While walking, Michael was reminded of another thing we had to see in Prague so we headed off to Stavovské Divadlo, or the Estates Theatre which was built in the 18th century.
It’s motto inscribed above the entrance: Patriae et Musis or To the Native Land and the Muses.
Also at the theater is this statue in honor of Mozart who conducted the world premiere of his opera, Don Giovanni, here in 1787.
We thought about trying to see a show, but the one that was playing looked really bizarre with a bunch of actors running around with hoola hoops. That is not really the kind of show we’re looking for.

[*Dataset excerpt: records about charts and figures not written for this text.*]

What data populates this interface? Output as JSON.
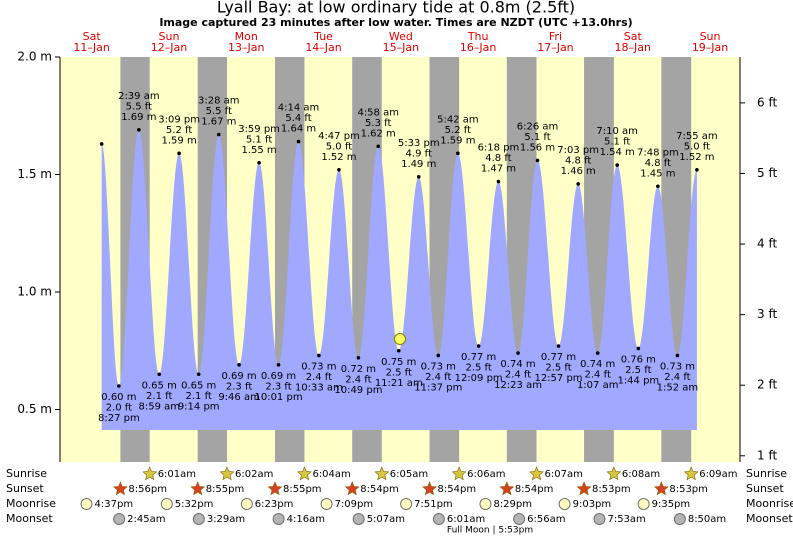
{
  "chart_data": {
    "type": "tide",
    "title": "Lyall Bay: at low  ordinary tide at 0.8m (2.5ft)",
    "subtitle": "Image captured 23 minutes after low water. Times are NZDT (UTC +13.0hrs)",
    "xlim": [
      2.17,
      213.3
    ],
    "ylim": [
      0.3,
      2.0
    ],
    "yticks": [
      {
        "value": 2.0,
        "label": "2.0 m"
      },
      {
        "value": 1.5,
        "label": "1.5 m"
      },
      {
        "value": 1.0,
        "label": "1.0 m"
      },
      {
        "value": 0.5,
        "label": "0.5 m"
      }
    ],
    "y2lim": [
      0.99,
      6.65
    ],
    "y2ticks": [
      {
        "value": 6,
        "label": "6 ft"
      },
      {
        "value": 5,
        "label": "5 ft"
      },
      {
        "value": 4,
        "label": "4 ft"
      },
      {
        "value": 3,
        "label": "3 ft"
      },
      {
        "value": 2,
        "label": "2 ft"
      },
      {
        "value": 1,
        "label": "1 ft"
      }
    ],
    "colors": {
      "water": "#a0a8ff",
      "day": "#ffffc8",
      "night": "#a4a4a4"
    },
    "days": [
      {
        "name": "Sat",
        "date": "11–Jan",
        "hour": 12
      },
      {
        "name": "Sun",
        "date": "12–Jan",
        "hour": 36
      },
      {
        "name": "Mon",
        "date": "13–Jan",
        "hour": 60
      },
      {
        "name": "Tue",
        "date": "14–Jan",
        "hour": 84
      },
      {
        "name": "Wed",
        "date": "15–Jan",
        "hour": 108
      },
      {
        "name": "Thu",
        "date": "16–Jan",
        "hour": 132
      },
      {
        "name": "Fri",
        "date": "17–Jan",
        "hour": 156
      },
      {
        "name": "Sat",
        "date": "18–Jan",
        "hour": 180
      },
      {
        "name": "Sun",
        "date": "19–Jan",
        "hour": 204
      }
    ],
    "tides": [
      {
        "hour": 15.1,
        "m": 1.63
      },
      {
        "hour": 20.45,
        "m": 0.6,
        "value_label": "0.60 m",
        "ft": "2.0 ft",
        "time": "8:27 pm"
      },
      {
        "hour": 26.65,
        "m": 1.69,
        "value_label": "1.69 m",
        "ft": "5.5 ft",
        "time": "2:39 am"
      },
      {
        "hour": 32.98,
        "m": 0.65,
        "value_label": "0.65 m",
        "ft": "2.1 ft",
        "time": "8:59 am"
      },
      {
        "hour": 39.15,
        "m": 1.59,
        "value_label": "1.59 m",
        "ft": "5.2 ft",
        "time": "3:09 pm"
      },
      {
        "hour": 45.23,
        "m": 0.65,
        "value_label": "0.65 m",
        "ft": "2.1 ft",
        "time": "9:14 pm"
      },
      {
        "hour": 51.47,
        "m": 1.67,
        "value_label": "1.67 m",
        "ft": "5.5 ft",
        "time": "3:28 am"
      },
      {
        "hour": 57.77,
        "m": 0.69,
        "value_label": "0.69 m",
        "ft": "2.3 ft",
        "time": "9:46 am"
      },
      {
        "hour": 63.98,
        "m": 1.55,
        "value_label": "1.55 m",
        "ft": "5.1 ft",
        "time": "3:59 pm"
      },
      {
        "hour": 70.02,
        "m": 0.69,
        "value_label": "0.69 m",
        "ft": "2.3 ft",
        "time": "10:01 pm"
      },
      {
        "hour": 76.23,
        "m": 1.64,
        "value_label": "1.64 m",
        "ft": "5.4 ft",
        "time": "4:14 am"
      },
      {
        "hour": 82.55,
        "m": 0.73,
        "value_label": "0.73 m",
        "ft": "2.4 ft",
        "time": "10:33 am"
      },
      {
        "hour": 88.78,
        "m": 1.52,
        "value_label": "1.52 m",
        "ft": "5.0 ft",
        "time": "4:47 pm"
      },
      {
        "hour": 94.82,
        "m": 0.72,
        "value_label": "0.72 m",
        "ft": "2.4 ft",
        "time": "10:49 pm"
      },
      {
        "hour": 100.97,
        "m": 1.62,
        "value_label": "1.62 m",
        "ft": "5.3 ft",
        "time": "4:58 am"
      },
      {
        "hour": 107.35,
        "m": 0.75,
        "value_label": "0.75 m",
        "ft": "2.5 ft",
        "time": "11:21 am"
      },
      {
        "hour": 113.55,
        "m": 1.49,
        "value_label": "1.49 m",
        "ft": "4.9 ft",
        "time": "5:33 pm"
      },
      {
        "hour": 119.62,
        "m": 0.73,
        "value_label": "0.73 m",
        "ft": "2.4 ft",
        "time": "11:37 pm"
      },
      {
        "hour": 125.7,
        "m": 1.59,
        "value_label": "1.59 m",
        "ft": "5.2 ft",
        "time": "5:42 am"
      },
      {
        "hour": 132.15,
        "m": 0.77,
        "value_label": "0.77 m",
        "ft": "2.5 ft",
        "time": "12:09 pm"
      },
      {
        "hour": 138.3,
        "m": 1.47,
        "value_label": "1.47 m",
        "ft": "4.8 ft",
        "time": "6:18 pm"
      },
      {
        "hour": 144.38,
        "m": 0.74,
        "value_label": "0.74 m",
        "ft": "2.4 ft",
        "time": "12:23 am"
      },
      {
        "hour": 150.43,
        "m": 1.56,
        "value_label": "1.56 m",
        "ft": "5.1 ft",
        "time": "6:26 am"
      },
      {
        "hour": 156.95,
        "m": 0.77,
        "value_label": "0.77 m",
        "ft": "2.5 ft",
        "time": "12:57 pm"
      },
      {
        "hour": 163.05,
        "m": 1.46,
        "value_label": "1.46 m",
        "ft": "4.8 ft",
        "time": "7:03 pm"
      },
      {
        "hour": 169.12,
        "m": 0.74,
        "value_label": "0.74 m",
        "ft": "2.4 ft",
        "time": "1:07 am"
      },
      {
        "hour": 175.17,
        "m": 1.54,
        "value_label": "1.54 m",
        "ft": "5.1 ft",
        "time": "7:10 am"
      },
      {
        "hour": 181.73,
        "m": 0.76,
        "value_label": "0.76 m",
        "ft": "2.5 ft",
        "time": "1:44 pm"
      },
      {
        "hour": 187.8,
        "m": 1.45,
        "value_label": "1.45 m",
        "ft": "4.8 ft",
        "time": "7:48 pm"
      },
      {
        "hour": 193.87,
        "m": 0.73,
        "value_label": "0.73 m",
        "ft": "2.4 ft",
        "time": "1:52 am"
      },
      {
        "hour": 199.92,
        "m": 1.52,
        "value_label": "1.52 m",
        "ft": "5.0 ft",
        "time": "7:55 am"
      }
    ],
    "now": {
      "hour": 107.73,
      "m": 0.8
    },
    "events": [
      {
        "row": "Sunrise",
        "icon": "sunrise",
        "items": [
          {
            "hour": 30.02,
            "label": "6:01am"
          },
          {
            "hour": 54.03,
            "label": "6:02am"
          },
          {
            "hour": 78.07,
            "label": "6:04am"
          },
          {
            "hour": 102.08,
            "label": "6:05am"
          },
          {
            "hour": 126.1,
            "label": "6:06am"
          },
          {
            "hour": 150.12,
            "label": "6:07am"
          },
          {
            "hour": 174.13,
            "label": "6:08am"
          },
          {
            "hour": 198.15,
            "label": "6:09am"
          }
        ]
      },
      {
        "row": "Sunset",
        "icon": "sunset",
        "items": [
          {
            "hour": 20.93,
            "label": "8:56pm"
          },
          {
            "hour": 44.92,
            "label": "8:55pm"
          },
          {
            "hour": 68.92,
            "label": "8:55pm"
          },
          {
            "hour": 92.9,
            "label": "8:54pm"
          },
          {
            "hour": 116.9,
            "label": "8:54pm"
          },
          {
            "hour": 140.9,
            "label": "8:54pm"
          },
          {
            "hour": 164.88,
            "label": "8:53pm"
          },
          {
            "hour": 188.88,
            "label": "8:53pm"
          }
        ]
      },
      {
        "row": "Moonrise",
        "icon": "moonrise",
        "items": [
          {
            "hour": 16.62,
            "label": "4:37pm"
          },
          {
            "hour": 41.53,
            "label": "5:32pm"
          },
          {
            "hour": 66.38,
            "label": "6:23pm"
          },
          {
            "hour": 91.15,
            "label": "7:09pm"
          },
          {
            "hour": 115.85,
            "label": "7:51pm"
          },
          {
            "hour": 140.48,
            "label": "8:29pm"
          },
          {
            "hour": 165.05,
            "label": "9:03pm"
          },
          {
            "hour": 189.58,
            "label": "9:35pm"
          }
        ]
      },
      {
        "row": "Moonset",
        "icon": "moonset",
        "items": [
          {
            "hour": 26.75,
            "label": "2:45am"
          },
          {
            "hour": 51.48,
            "label": "3:29am"
          },
          {
            "hour": 76.27,
            "label": "4:16am"
          },
          {
            "hour": 101.12,
            "label": "5:07am"
          },
          {
            "hour": 126.02,
            "label": "6:01am"
          },
          {
            "hour": 150.93,
            "label": "6:56am"
          },
          {
            "hour": 175.88,
            "label": "7:53am"
          },
          {
            "hour": 200.83,
            "label": "8:50am"
          }
        ]
      }
    ],
    "moon_phase": "Full Moon | 5:53pm"
  }
}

So that was our huge day of walking. We went back to the Airbnb for showers and naps and did head out to dinner, but we were dragging a bit by this point. Nothing a few beers and a few sips of absinthe can’t cure! The beers were fine. The absinthe was horrible. That is a once in a lifetime mistake to make.
The next day we had an afternoon train ride to Vienna, so we dropped our bags off at some lockers in the train station and went out looking for place to relax for a few hours. We started at the James Dean restaurant for breakfast. True story. I just wanted “real breakfast” (eggs instead of a pastry), so Michael found us the most amazing touristy diner this side of Europe.

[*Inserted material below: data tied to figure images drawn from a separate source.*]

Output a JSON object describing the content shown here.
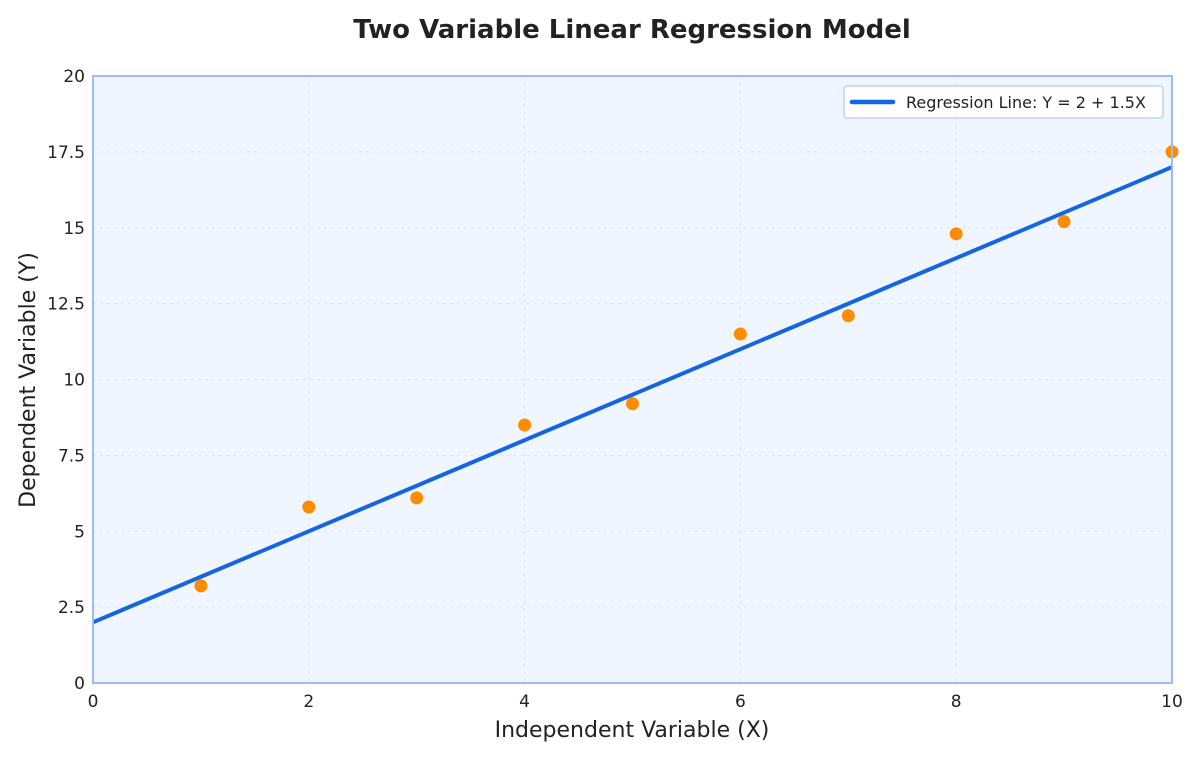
{
  "chart_data": {
    "type": "scatter",
    "title": "Two Variable Linear Regression Model",
    "xlabel": "Independent Variable (X)",
    "ylabel": "Dependent Variable (Y)",
    "xlim": [
      0,
      10
    ],
    "ylim": [
      0,
      20
    ],
    "x_ticks": [
      0,
      2,
      4,
      6,
      8,
      10
    ],
    "x_tick_labels": [
      "0",
      "2",
      "4",
      "6",
      "8",
      "10"
    ],
    "y_ticks": [
      0,
      2.5,
      5,
      7.5,
      10,
      12.5,
      15,
      17.5,
      20
    ],
    "y_tick_labels": [
      "0",
      "2.5",
      "5",
      "7.5",
      "10",
      "12.5",
      "15",
      "17.5",
      "20"
    ],
    "grid": true,
    "legend_position": "top-right",
    "series": [
      {
        "kind": "scatter",
        "x": [
          1,
          2,
          3,
          4,
          5,
          6,
          7,
          8,
          9,
          10
        ],
        "y": [
          3.2,
          5.8,
          6.1,
          8.5,
          9.2,
          11.5,
          12.1,
          14.8,
          15.2,
          17.5
        ],
        "color": "#ff8c00"
      },
      {
        "kind": "line",
        "name": "Regression Line: Y = 2 + 1.5X",
        "x": [
          0,
          10
        ],
        "y": [
          2,
          17
        ],
        "color": "#1565e0"
      }
    ],
    "colors": {
      "plot_background": "#f0f6ff",
      "axes_border": "#9bbcf5",
      "grid": "#dde6f3",
      "text": "#222222"
    }
  }
}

It got the job done. Then we walked back to the far side of the river again to see the Vrtba Gardens. It’s famous for being the most important baroque garden in Prague. It is different than normal gardens because of its terrace floor graduation.
The garden was nice and at the top of the garden you get this view:
But mostly I just enjoyed laying on a bench by myself for an hour or so, enjoying some music on my headphones, reading about Schrödinger’s cat, and alternating between a view of this trellis over my head:
And this view to the left of me:
After the gardens, we took a long stroll back to the train station and THANKFULLY remembered one final thing we had to do in town before leaving. Eat this:
This is a Trdelnik which is made by rolling out dough, wrapping it around a metal stick, sprinkling it with sugar and spice mixture and setting it over flames to cook. When we ordered ours, the woman just cut it off the stick and handed it over. It was good, but I wanted it to taste more like funnel cake or an old fashion donut.
Michael went in a different direction with his snack:
And now we’re off again. Thank you Prague for a great visit. Things started pretty shaky, but we had a wonderful time!